Repeated Dosing Study to Assess Safety and Tolerability in CKD-3 Patients on Stable ACE-I Treatment

Status:
Completed

Trial end date:
2012-08-01

Target enrollment:
0

Participant gender:
All

Summary

Primary Objective: - To assess the tolerability and safety of repeated oral ascending doses of SAR407899A in patients with moderate chronic kidney disease (CKD) on stable angiotensin converting enzyme-inhibitor (ACE-I) Secondary Objectives: - To assess in patients with moderate CKD the effect of concomitant multiple dose of SAR407899A and ACE-Is on office and 24-hr ambulatory blood pressure and heart rate - The effect of repeated multiple doses of SAR407899A on the pharmacodynamic response to ACE-Is (AcSDKP) - The pharmacokinetic profile of repeated oral administration of SAR407899A during co-administration of ACE-Is

Phase:

Phase 1

Accepts Healthy Volunteers?

Details

Lead Sponsor:

Sanofi

Treatments:

Angiotensin-Converting Enzyme Inhibitors

Criteria

Inclusion criteria:

- Male and female patients aged between 18 and 79

- Patients with chronic kidney disease (CKD-3)

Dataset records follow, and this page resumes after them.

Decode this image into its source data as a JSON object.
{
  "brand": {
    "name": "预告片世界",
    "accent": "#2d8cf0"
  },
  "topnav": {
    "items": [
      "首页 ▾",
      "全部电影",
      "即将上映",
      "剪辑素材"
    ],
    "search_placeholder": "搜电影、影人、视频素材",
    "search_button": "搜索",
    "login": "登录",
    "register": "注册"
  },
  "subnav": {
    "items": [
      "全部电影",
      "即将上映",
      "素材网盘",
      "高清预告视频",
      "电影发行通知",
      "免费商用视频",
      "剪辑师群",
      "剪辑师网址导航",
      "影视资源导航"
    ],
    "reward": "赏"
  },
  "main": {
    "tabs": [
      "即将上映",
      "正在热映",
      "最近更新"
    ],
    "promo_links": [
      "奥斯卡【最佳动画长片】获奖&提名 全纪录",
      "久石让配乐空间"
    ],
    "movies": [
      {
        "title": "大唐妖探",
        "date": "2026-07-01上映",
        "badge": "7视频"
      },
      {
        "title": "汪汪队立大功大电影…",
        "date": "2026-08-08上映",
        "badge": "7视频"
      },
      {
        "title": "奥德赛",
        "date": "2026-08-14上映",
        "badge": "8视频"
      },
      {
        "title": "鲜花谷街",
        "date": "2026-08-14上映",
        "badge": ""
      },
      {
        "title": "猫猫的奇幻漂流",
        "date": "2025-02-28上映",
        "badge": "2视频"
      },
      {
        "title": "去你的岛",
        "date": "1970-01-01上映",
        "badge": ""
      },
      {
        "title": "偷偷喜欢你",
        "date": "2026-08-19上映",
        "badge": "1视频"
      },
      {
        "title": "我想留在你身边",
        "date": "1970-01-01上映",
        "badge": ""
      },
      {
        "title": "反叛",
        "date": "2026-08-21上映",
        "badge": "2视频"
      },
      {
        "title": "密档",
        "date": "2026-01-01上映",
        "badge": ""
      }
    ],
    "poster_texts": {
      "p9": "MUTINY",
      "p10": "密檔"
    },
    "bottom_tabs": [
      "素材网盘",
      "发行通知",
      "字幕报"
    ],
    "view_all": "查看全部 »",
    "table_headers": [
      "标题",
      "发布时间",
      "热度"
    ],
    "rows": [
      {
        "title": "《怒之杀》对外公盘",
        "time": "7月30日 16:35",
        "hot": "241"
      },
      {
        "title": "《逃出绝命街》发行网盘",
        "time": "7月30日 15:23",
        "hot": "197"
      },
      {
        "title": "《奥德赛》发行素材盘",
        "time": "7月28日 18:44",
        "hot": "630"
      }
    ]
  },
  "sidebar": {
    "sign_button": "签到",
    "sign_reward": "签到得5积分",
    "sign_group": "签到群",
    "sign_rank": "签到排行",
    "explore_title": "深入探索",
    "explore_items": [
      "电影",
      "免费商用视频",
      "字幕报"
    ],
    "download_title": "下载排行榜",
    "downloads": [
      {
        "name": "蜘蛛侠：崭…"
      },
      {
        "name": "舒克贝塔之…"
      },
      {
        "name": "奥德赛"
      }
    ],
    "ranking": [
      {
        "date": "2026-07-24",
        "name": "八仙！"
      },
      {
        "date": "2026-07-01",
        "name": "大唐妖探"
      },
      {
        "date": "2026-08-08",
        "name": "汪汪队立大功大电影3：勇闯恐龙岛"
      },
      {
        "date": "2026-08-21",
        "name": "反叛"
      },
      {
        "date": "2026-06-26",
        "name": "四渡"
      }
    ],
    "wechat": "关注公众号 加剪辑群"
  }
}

- Patients should be on stable ACE-I treatment (same type and regimen) for at least 2
months prior to screening

- Body weight between 50.0 kg and 115.0 kg inclusive if male, between 40.0 kg and 100 kg
inclusive if female

- If female, patients must be permanently sterilized for more than 3 months or
postmenopausal

- Having given written informed consent prior to the study.

Exclusion criteria:

- Women of child bearing potential.

- Uncontrolled clinically relevant cardiovascular, pulmonary, gastro-intestinal,
metabolic, hematological, neurological, psychiatric, systemic, ocular, gynecologic (if
female) or infectious disease, or signs of acute illness

- Active hepatitis, hepatic insufficiency

- Acute renal failure

- Patients requiring dialysis during the study

- Presence or history of drug hypersensitivity, or allergic disease diagnosed and
treated by a physician.

- Any history of orthostatic dysregulation (including but not limited to
neurocardiogenic syncope, postural orthostatic tachycardia syndrome)

The above information is not intended to contain all considerations relevant to a patient's
potential participation in a clinical trial.